La graduale normalizzazione di un sogno ad una banale realtà politica potrà permettere la sopravvivenza dell’idea primordiale, o almeno della sua idea di partecipazione diretta, solo in presenza di un nuovo vaffa; questa volta rivolto a coloro che tirano avanti la carretta senza capacità e senza visione. Pretendere di realizzare un sogno senza visione è come banalizzare l’utopia che è il motore di ogni cambiamento e la vera padrona della storia.
Sergio Franchi
Il centrodestra regionale si è dimenticato di Anzio e Nettuno
Le promesse sanitarie
Ci sono alcune volte che le parole dei politici scatenano una rabbia e un voltastomaco immediato, perché appaiono come una presa in giro se non addirittura un insulto nei confronti di chi lavora. Beh questo, a me hanno causato le parole di Aurigemma, quando ieri dal fresco della sua aria condizionata e dal comodo della sua poltrona presidenziale della Regione Lazio, si è complimentato con i sanitari dell’ospedale di Anzio per la riuscita di una operazione molto delicata. Chi fa politica sul territorio infatti si ricorda bene che nei lunghi mesi precedenti alla campagna elettorale lo stesso Aurigemma era spesso in gita turistica al nostro ospedale, talvolta accompagnato da qualcheduno con discutibili ammennicoli ornamentali, promettendo mari e monti al personale sanitario.
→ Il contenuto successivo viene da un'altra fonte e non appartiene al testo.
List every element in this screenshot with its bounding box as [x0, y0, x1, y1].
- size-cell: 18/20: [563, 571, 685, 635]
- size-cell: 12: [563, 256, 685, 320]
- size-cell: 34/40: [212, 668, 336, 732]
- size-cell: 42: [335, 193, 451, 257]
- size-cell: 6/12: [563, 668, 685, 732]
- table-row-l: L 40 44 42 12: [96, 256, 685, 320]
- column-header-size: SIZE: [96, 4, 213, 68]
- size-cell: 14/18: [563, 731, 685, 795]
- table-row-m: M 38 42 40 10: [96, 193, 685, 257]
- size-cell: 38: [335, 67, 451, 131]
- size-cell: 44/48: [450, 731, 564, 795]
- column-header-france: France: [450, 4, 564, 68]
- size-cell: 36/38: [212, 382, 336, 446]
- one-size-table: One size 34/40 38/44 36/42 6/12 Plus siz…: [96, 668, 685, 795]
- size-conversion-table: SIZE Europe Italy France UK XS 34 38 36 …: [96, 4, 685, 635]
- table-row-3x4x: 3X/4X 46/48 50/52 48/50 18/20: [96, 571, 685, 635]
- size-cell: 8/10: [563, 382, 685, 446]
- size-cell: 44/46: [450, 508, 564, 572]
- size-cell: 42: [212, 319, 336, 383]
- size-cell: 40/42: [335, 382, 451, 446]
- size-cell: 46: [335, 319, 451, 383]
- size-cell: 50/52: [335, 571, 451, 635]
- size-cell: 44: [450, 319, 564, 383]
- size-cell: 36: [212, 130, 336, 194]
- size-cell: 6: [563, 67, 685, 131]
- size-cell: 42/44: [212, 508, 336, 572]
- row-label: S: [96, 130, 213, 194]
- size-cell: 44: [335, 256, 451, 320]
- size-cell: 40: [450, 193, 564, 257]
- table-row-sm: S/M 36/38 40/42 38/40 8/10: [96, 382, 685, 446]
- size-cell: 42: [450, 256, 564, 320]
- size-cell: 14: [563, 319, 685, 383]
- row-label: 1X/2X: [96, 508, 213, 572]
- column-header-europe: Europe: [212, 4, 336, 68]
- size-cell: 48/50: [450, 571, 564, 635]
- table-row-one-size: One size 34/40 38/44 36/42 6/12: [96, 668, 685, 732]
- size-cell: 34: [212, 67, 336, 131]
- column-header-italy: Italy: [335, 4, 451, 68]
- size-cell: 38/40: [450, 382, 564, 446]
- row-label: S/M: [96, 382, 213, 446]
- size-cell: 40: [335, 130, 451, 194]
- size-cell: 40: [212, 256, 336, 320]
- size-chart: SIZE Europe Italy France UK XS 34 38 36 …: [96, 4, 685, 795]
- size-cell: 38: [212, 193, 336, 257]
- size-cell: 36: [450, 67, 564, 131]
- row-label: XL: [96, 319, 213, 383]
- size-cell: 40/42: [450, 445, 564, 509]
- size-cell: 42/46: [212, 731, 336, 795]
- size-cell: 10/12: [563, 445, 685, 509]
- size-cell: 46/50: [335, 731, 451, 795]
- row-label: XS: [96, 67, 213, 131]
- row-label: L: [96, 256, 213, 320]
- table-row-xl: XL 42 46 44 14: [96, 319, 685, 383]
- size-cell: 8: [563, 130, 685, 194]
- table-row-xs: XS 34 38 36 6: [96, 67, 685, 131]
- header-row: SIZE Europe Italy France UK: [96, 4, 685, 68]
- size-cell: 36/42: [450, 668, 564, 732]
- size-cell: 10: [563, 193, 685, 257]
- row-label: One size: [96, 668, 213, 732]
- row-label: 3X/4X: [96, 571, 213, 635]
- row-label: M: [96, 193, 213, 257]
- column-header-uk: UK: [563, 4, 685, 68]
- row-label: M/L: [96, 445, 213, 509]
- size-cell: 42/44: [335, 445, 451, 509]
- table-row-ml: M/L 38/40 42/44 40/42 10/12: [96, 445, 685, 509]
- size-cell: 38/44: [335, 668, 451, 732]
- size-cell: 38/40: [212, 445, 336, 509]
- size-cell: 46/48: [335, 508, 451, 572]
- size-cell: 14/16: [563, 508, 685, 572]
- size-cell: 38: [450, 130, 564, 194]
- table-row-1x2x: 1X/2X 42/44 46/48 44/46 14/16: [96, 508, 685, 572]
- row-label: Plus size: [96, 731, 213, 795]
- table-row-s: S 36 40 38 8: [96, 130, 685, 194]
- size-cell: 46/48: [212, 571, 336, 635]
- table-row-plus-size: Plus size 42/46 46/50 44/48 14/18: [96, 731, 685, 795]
Allora c’era la giunta Zingaretti-Leodori che era riuscita a portare il Lazio fuori dal lungo commissariamento della sanità, baratro in cui ci avevano spinto le giunte di destra di Storace e Polverini, e Aurigemma fotogenicamente prometteva tra grandi sorrisi e strette di mano il rilancio del nostro nosocomio. Cosa è accaduto veramente dopo le elezioni lo sanno bene coloro che frequentano il pronto soccorso, una bolgia dantesca che, nonostante i salti mortali del personale ospedaliero, non può essere assolutamente degno di un territorio che per di più durante l’estate più che raddoppia le presenze. Evidentemente Aurigemma non si è reso conto, durante i suoi numerosi tour fotografici, che all’ospedale di Anzio si lavora in condizioni inumane, che il personale è sempre di meno e non può nemmeno fare i giusti riposi o le meritate ferie.
Senza poi parlare della presa per i fondelli del punto nascita che qualche suo collega, col beneplacito di tutto il centrodestra, consigliere regionale del posto compreso (quello che fa i video col “gobbo”), ha scippato ad Anzio per regalarlo a Velletri. I problemi da elencare sarebbero molti altri, tra assenza di condizionamento e ricorso sempre più frequente ai gettonisti, eppure Aurigemma con un gran sorriso, da a tutti una pacca sulla spalla, scrive una bella letterina che sembra tanto una presa in giro e sostanzialmente fa finta di niente riguardo alle fantasmagoriche promesse fatte. Il personale del Riuniti va certamente ringraziato per tutto quello che fa, ma di certo la politica non gli sta fornendo condizioni decenti sul posto di lavoro, anzi, a dirla tutta, i veri e propri miracoli che fanno li realizzano nonostante la politica.